Less than one percent of users logged in during that period, according to a blog post by Arash Ferdowsi, Dropbox’s co-founder and CTO. These accounts will be flagged for investigation, and the account owner will be notified if there’s any unauthorized access:
We’re conducting a thorough investigation of related activity to understand whether any accounts were improperly accessed. If we identify any specific instances of unusual activity, we’ll immediately notify the account owner. If you’re concerned about any activity that has occurred in your account, you can contact us at firstname.lastname@example.org.
2011 hasn’t been a particularly good year for Dropbox. Some users got upset when the company updated its terms of service in April, reserving the right to decrypt and hand over private files of any users to the government when requested, in compliance to the United States law.
The company was also alleged to have misled its users in a help article, stating “Dropbox employees aren’t able to access user files” statement.” The statement was later revised to “Dropbox employees are prohibited from viewing the content of files you store..” in the same month.

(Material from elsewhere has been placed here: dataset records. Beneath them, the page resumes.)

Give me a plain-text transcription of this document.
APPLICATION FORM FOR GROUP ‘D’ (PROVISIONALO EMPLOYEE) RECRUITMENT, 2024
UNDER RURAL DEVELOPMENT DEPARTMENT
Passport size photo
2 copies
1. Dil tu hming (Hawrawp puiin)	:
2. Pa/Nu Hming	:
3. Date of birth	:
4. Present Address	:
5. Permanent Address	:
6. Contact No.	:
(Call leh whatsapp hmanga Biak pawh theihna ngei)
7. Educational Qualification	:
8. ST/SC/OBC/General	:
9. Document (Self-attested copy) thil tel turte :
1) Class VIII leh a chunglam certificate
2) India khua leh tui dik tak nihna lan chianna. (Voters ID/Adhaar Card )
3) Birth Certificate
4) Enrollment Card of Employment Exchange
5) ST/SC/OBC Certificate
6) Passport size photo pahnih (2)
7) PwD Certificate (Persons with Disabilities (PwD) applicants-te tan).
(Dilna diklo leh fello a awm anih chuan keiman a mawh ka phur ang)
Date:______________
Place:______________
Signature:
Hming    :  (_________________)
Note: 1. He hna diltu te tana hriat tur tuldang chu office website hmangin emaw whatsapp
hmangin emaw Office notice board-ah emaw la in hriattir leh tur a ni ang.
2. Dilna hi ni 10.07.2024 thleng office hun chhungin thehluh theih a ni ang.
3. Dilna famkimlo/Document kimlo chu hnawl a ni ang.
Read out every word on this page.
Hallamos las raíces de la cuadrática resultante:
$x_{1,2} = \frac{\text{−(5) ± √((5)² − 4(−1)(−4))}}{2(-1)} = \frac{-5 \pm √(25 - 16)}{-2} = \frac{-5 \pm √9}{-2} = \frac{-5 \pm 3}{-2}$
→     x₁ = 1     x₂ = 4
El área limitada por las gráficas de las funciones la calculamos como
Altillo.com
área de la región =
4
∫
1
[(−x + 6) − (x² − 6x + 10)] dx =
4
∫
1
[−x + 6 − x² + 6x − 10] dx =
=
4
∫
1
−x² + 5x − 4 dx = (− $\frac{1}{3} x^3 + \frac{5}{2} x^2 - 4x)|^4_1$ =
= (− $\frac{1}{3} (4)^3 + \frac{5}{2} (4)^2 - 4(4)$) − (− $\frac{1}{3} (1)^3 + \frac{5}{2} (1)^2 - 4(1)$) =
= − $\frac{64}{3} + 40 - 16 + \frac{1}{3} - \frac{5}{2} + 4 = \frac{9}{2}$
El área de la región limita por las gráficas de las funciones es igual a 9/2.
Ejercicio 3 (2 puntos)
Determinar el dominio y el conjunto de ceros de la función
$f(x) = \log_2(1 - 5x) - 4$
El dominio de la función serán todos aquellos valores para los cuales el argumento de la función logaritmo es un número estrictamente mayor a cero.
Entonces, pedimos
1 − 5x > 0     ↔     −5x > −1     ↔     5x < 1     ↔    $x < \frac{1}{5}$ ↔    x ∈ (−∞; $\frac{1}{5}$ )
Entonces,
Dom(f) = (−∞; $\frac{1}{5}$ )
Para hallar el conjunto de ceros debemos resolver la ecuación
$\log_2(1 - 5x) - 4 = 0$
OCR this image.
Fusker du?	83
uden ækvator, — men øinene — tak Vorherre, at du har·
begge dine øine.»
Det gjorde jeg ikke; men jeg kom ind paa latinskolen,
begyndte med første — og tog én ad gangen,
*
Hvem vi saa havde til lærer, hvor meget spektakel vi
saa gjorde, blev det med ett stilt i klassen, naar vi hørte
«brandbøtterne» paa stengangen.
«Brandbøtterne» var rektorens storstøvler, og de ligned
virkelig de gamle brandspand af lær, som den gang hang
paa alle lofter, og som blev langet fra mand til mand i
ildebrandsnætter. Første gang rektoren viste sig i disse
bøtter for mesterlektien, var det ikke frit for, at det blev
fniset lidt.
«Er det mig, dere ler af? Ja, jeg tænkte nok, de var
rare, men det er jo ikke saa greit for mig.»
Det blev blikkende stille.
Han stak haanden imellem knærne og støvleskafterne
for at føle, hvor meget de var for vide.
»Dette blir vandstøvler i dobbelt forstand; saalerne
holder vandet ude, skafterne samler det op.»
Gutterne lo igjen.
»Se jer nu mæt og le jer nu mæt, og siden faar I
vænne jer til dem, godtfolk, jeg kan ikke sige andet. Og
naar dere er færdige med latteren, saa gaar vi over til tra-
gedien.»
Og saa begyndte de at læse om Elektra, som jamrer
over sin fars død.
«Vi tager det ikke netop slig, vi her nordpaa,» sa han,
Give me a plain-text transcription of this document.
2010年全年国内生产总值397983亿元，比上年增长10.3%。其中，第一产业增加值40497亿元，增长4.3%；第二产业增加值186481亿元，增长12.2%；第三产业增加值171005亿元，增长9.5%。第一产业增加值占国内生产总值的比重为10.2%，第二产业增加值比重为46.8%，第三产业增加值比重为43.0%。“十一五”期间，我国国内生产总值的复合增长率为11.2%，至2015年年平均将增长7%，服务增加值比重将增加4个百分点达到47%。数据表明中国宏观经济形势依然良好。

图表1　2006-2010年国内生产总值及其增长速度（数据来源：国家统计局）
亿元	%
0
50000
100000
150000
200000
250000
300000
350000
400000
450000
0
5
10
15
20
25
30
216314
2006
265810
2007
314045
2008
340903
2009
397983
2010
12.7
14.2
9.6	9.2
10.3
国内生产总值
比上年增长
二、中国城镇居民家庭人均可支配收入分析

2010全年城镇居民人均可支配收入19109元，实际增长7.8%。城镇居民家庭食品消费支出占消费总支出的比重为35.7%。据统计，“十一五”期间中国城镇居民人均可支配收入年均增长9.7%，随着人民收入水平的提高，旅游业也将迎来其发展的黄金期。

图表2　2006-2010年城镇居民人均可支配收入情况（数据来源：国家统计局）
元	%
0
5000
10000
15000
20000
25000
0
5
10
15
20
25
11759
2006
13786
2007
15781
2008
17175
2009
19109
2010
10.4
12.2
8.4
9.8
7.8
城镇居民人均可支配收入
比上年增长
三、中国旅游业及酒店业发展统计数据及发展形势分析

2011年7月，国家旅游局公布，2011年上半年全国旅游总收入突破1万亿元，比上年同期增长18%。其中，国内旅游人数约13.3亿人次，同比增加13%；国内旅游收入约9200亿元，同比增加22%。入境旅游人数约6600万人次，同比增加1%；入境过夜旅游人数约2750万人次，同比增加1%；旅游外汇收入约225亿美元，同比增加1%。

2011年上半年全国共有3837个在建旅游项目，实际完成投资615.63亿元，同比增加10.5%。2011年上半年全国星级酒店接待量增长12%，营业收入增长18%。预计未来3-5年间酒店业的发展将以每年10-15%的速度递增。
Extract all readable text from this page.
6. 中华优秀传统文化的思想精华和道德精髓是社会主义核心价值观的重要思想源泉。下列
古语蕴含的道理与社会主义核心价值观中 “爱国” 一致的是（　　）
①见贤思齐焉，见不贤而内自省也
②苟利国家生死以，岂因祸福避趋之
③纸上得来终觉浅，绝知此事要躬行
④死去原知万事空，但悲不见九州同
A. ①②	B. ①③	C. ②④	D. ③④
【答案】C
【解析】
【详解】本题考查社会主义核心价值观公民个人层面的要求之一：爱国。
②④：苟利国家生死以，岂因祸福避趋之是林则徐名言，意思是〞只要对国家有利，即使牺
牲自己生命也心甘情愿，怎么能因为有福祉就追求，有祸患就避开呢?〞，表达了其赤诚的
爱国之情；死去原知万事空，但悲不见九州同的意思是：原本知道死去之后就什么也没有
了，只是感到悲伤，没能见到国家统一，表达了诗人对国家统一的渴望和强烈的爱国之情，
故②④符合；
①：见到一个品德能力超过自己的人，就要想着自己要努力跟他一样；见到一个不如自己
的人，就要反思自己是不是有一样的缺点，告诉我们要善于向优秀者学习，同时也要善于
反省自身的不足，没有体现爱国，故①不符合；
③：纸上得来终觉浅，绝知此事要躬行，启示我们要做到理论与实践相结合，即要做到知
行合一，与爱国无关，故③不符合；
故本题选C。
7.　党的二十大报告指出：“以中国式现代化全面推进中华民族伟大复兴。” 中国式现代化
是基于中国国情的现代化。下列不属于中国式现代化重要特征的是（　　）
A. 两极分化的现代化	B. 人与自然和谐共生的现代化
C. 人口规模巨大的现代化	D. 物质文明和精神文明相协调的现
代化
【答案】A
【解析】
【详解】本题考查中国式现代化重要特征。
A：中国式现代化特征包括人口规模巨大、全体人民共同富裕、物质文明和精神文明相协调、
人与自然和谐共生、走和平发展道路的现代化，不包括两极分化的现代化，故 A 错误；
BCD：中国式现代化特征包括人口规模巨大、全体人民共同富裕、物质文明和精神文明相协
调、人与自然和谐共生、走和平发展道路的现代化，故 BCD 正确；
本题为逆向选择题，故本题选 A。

Along with the latest security blunder, Dropbox effectively went from “only you can see your files” to “employees and the government may also see your files”, and for four hours, “anyone can see your files.”
The commendable part? Dropbox admits its fault on each of these occasions, clarifying and communicating with its users through the company blog.
Protip: Regardless of any promises made by online storage service providers, if a file is too important to be seen by anyone, encrypt it yourself using free tools like TrueCrypt.